Chicago is a great city, by the way. We spent under 48 hours there, so here’s my precis: Hotdogs and city corruption and buses as the main form of public transportation. Oh, and a steadfast determination to chase all the black people out so that more upwardly mobile folks can move in. Kudos, Chicago! (To be fair: Here’s something interesting about Chicago you might not have known: Chicago had more anarchists than anywhere else in the US. This was before Food Not Bombs, even!)

Sadly, because we were out of town, we missed Emmanuel Carrere’s La Moustache which played this weekend at IFC.Based on a book also written by Carrere, here’s the story:

One day, while waiting to join some friends for dinner, Marc decides to shave off the thick mustache he’s worn all of his adult life. They go off to dinner, but no one — neither Agnes nor their dinner companions — says a word about the major change in Marc’s looks. Could they really not notice?

[CUE Orff's "O Fortuna"]
Agnes: Tu blague! Tu n’avais jamais eu d’une moustache!
Marc: [CRIES, LOOKS DIRECTLY AT CAMERA] “L’enfer, c’est les autres.”
[SCENE]

I’ve enjoyed everything I’ve read by Carrere, but this movie has received a lukewarm reception thus far. (Though they liked it at Cannes, so who knows? The French, they love their moustaches.) Carrere has a talent for intelligent, understated horror. He’s also great with suspenseful nonfiction too–The Adversary, a bio of Jean-Claude Romand (who makes James Frey look like an amateur) held me rapt one Christmas while I was avoiding familial obligations. He’s also written stuff about Philip K. Dick and Herzog*. Yeah, he’s commercial, but he’s no intellectual slouch. How is he as a director? Yet to be determined.
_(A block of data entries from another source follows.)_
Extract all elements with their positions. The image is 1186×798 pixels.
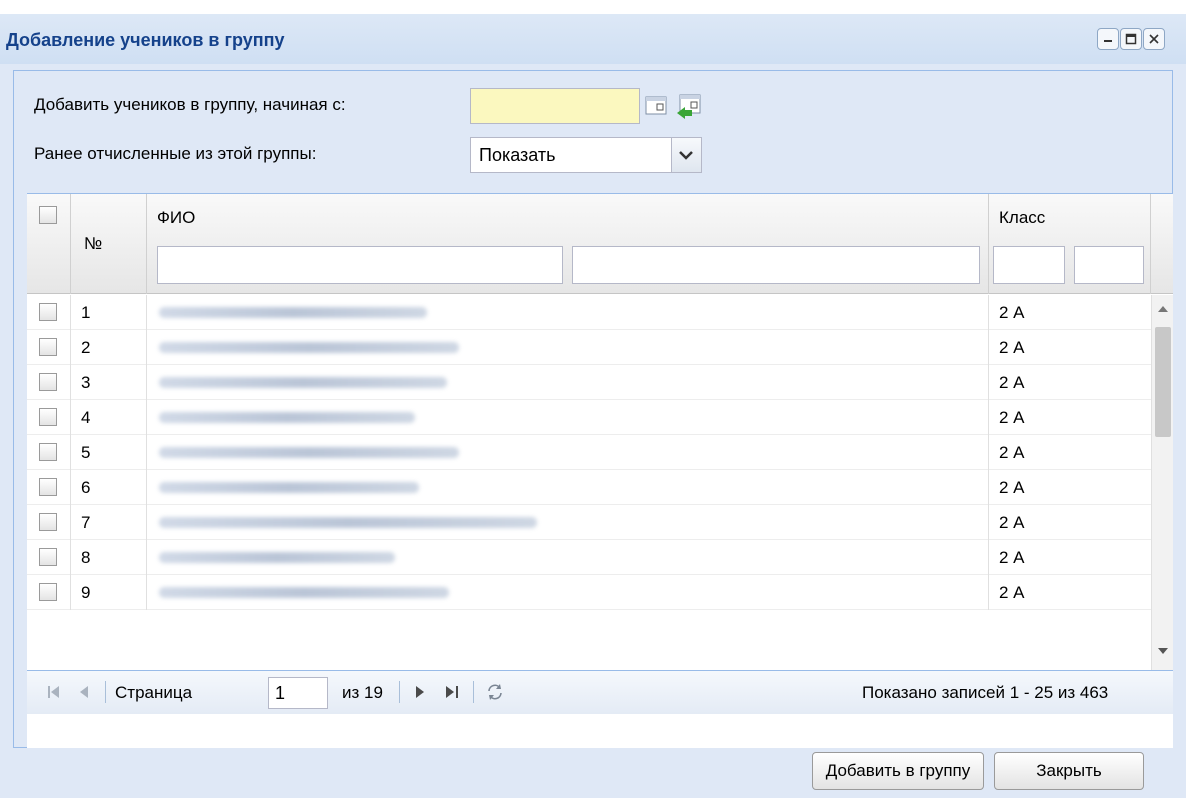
column-header-class: Класс bbox=[999, 208, 1046, 227]
table-row[interactable]: 8 2 А bbox=[27, 540, 1151, 575]
table-row[interactable]: 3 2 А bbox=[27, 365, 1151, 400]
fio-filter-input-2[interactable] bbox=[572, 246, 980, 284]
clear-date-icon[interactable] bbox=[674, 91, 704, 121]
row-checkbox[interactable] bbox=[39, 373, 57, 391]
row-number: 1 bbox=[81, 303, 91, 322]
header-fio-cell[interactable]: ФИО bbox=[147, 194, 989, 294]
start-date-label: Добавить учеников в группу, начиная с: bbox=[34, 95, 346, 114]
row-checkbox[interactable] bbox=[39, 408, 57, 426]
redacted-name bbox=[159, 447, 459, 458]
select-all-checkbox[interactable] bbox=[39, 206, 57, 224]
window-body: Добавить учеников в группу, начиная с: Р… bbox=[13, 70, 1173, 748]
page-label: Страница bbox=[115, 683, 193, 702]
page-number-input[interactable]: 1 bbox=[268, 677, 328, 709]
row-number: 9 bbox=[81, 583, 91, 602]
table-row[interactable]: 6 2 А bbox=[27, 470, 1151, 505]
row-class: 2 А bbox=[999, 373, 1025, 392]
grid-scrollbar[interactable] bbox=[1151, 295, 1173, 670]
background-strip bbox=[0, 0, 1186, 14]
expelled-select[interactable]: Показать bbox=[470, 137, 702, 173]
close-icon bbox=[1149, 34, 1159, 44]
header-class-cell[interactable]: Класс bbox=[989, 194, 1151, 294]
pager-separator bbox=[105, 681, 106, 703]
pager-separator bbox=[473, 681, 474, 703]
redacted-name bbox=[159, 482, 419, 493]
row-class: 2 А bbox=[999, 338, 1025, 357]
scroll-down-icon[interactable] bbox=[1157, 647, 1169, 655]
fio-filter-input-1[interactable] bbox=[157, 246, 563, 284]
close-button[interactable] bbox=[1143, 28, 1165, 50]
last-page-icon[interactable] bbox=[443, 683, 461, 701]
row-checkbox[interactable] bbox=[39, 303, 57, 321]
row-class: 2 А bbox=[999, 443, 1025, 462]
minimize-icon bbox=[1104, 40, 1112, 42]
redacted-name bbox=[159, 342, 459, 353]
redacted-name bbox=[159, 377, 447, 388]
window-titlebar[interactable]: Добавление учеников в группу bbox=[0, 14, 1186, 64]
row-checkbox[interactable] bbox=[39, 443, 57, 461]
row-number: 4 bbox=[81, 408, 91, 427]
first-page-icon[interactable] bbox=[45, 683, 63, 701]
row-number: 2 bbox=[81, 338, 91, 357]
row-class: 2 А bbox=[999, 408, 1025, 427]
row-class: 2 А bbox=[999, 513, 1025, 532]
redacted-name bbox=[159, 587, 449, 598]
table-row[interactable]: 9 2 А bbox=[27, 575, 1151, 610]
row-number: 8 bbox=[81, 548, 91, 567]
class-filter-input-2[interactable] bbox=[1074, 246, 1144, 284]
students-grid: № ФИО Класс 1 2 А 2 2 А 3 2 А 4 2 А 5 2 … bbox=[27, 193, 1173, 748]
row-class: 2 А bbox=[999, 478, 1025, 497]
table-row[interactable]: 5 2 А bbox=[27, 435, 1151, 470]
chevron-down-icon bbox=[679, 151, 693, 160]
table-row[interactable]: 7 2 А bbox=[27, 505, 1151, 540]
row-checkbox[interactable] bbox=[39, 513, 57, 531]
records-summary: Показано записей 1 - 25 из 463 bbox=[862, 683, 1109, 702]
maximize-icon bbox=[1125, 33, 1137, 45]
close-dialog-button[interactable]: Закрыть bbox=[994, 752, 1144, 790]
row-number: 5 bbox=[81, 443, 91, 462]
expelled-label: Ранее отчисленные из этой группы: bbox=[34, 144, 317, 163]
table-row[interactable]: 4 2 А bbox=[27, 400, 1151, 435]
expelled-select-trigger[interactable] bbox=[671, 138, 701, 172]
redacted-name bbox=[159, 517, 537, 528]
grid-rows: 1 2 А 2 2 А 3 2 А 4 2 А 5 2 А 6 2 А 7 2 … bbox=[27, 295, 1151, 610]
row-class: 2 А bbox=[999, 548, 1025, 567]
window-title: Добавление учеников в группу bbox=[6, 30, 285, 50]
next-page-icon[interactable] bbox=[411, 683, 429, 701]
expelled-select-value: Показать bbox=[479, 145, 556, 165]
class-filter-input-1[interactable] bbox=[993, 246, 1065, 284]
scroll-up-icon[interactable] bbox=[1157, 305, 1169, 313]
row-number: 3 bbox=[81, 373, 91, 392]
prev-page-icon[interactable] bbox=[75, 683, 93, 701]
column-header-fio: ФИО bbox=[157, 208, 196, 227]
scrollbar-thumb[interactable] bbox=[1155, 327, 1171, 437]
add-to-group-button[interactable]: Добавить в группу bbox=[812, 752, 984, 790]
minimize-button[interactable] bbox=[1097, 28, 1119, 50]
start-date-field[interactable] bbox=[470, 88, 640, 124]
row-number: 7 bbox=[81, 513, 91, 532]
row-checkbox[interactable] bbox=[39, 583, 57, 601]
redacted-name bbox=[159, 412, 415, 423]
maximize-button[interactable] bbox=[1120, 28, 1142, 50]
calendar-trigger-icon[interactable] bbox=[642, 91, 672, 121]
page-count-label: из 19 bbox=[342, 683, 383, 702]
redacted-name bbox=[159, 552, 395, 563]
row-number: 6 bbox=[81, 478, 91, 497]
paging-toolbar: Страница 1 из 19 Показано записей 1 - 25… bbox=[27, 670, 1173, 714]
redacted-name bbox=[159, 307, 427, 318]
row-class: 2 А bbox=[999, 303, 1025, 322]
add-students-window: Добавление учеников в группу Добавить уч… bbox=[0, 14, 1186, 798]
row-class: 2 А bbox=[999, 583, 1025, 602]
table-row[interactable]: 1 2 А bbox=[27, 295, 1151, 330]
row-checkbox[interactable] bbox=[39, 478, 57, 496]
row-checkbox[interactable] bbox=[39, 338, 57, 356]
pager-separator bbox=[399, 681, 400, 703]
header-select-all-cell bbox=[27, 194, 71, 294]
grid-header: № ФИО Класс bbox=[27, 194, 1173, 294]
refresh-icon[interactable] bbox=[485, 682, 505, 702]
row-checkbox[interactable] bbox=[39, 548, 57, 566]
header-number-cell: № bbox=[71, 194, 147, 294]
column-header-number: № bbox=[84, 234, 103, 253]
table-row[interactable]: 2 2 А bbox=[27, 330, 1151, 365]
Back to La Moustache. Every single man I’ve ever met who’s grown and kept facial hair has developed an irrational, sentimental attachment to it. My father had a handlebar mustache for 30 years and confessed to me that he was, in fact, afraid to trim it–to trim it, mind you–because it was a part of his persona. A symbol of his individuality and personal freedom. One of my exes kept a hideous, proto-hipster gay porno ’stache for a year–I think that was partly to annoy me, though. I believe this because he endured the constant pick-up attempts at Squeezebox and the strange man behind the counter at the pet food store comparing mustaches with him in a flirtatious way. “Rex,” he would say**, “Your mustache, it is so full and healthy.” And he would reach out and caress his cheek. When he was feeling petulant, he would threaten, “Rex, that’s it. I’m going to shave it. I’ll do it!”

I think that pet food store is now a falafel restaurant. I bet it’s still owned by the same people.

*N: Which Herzog do you mean?
Me: Werner, of course. Who else?
N: Whitey Herzog!
Me: Werner Herzog’s the only Herzog you can refer to sans first name.

**My ex’s name wasn’t actually Rex, but this was either the nickname he’d been given–perhaps a Syrian term of endearment?–or a mangling of his Western name.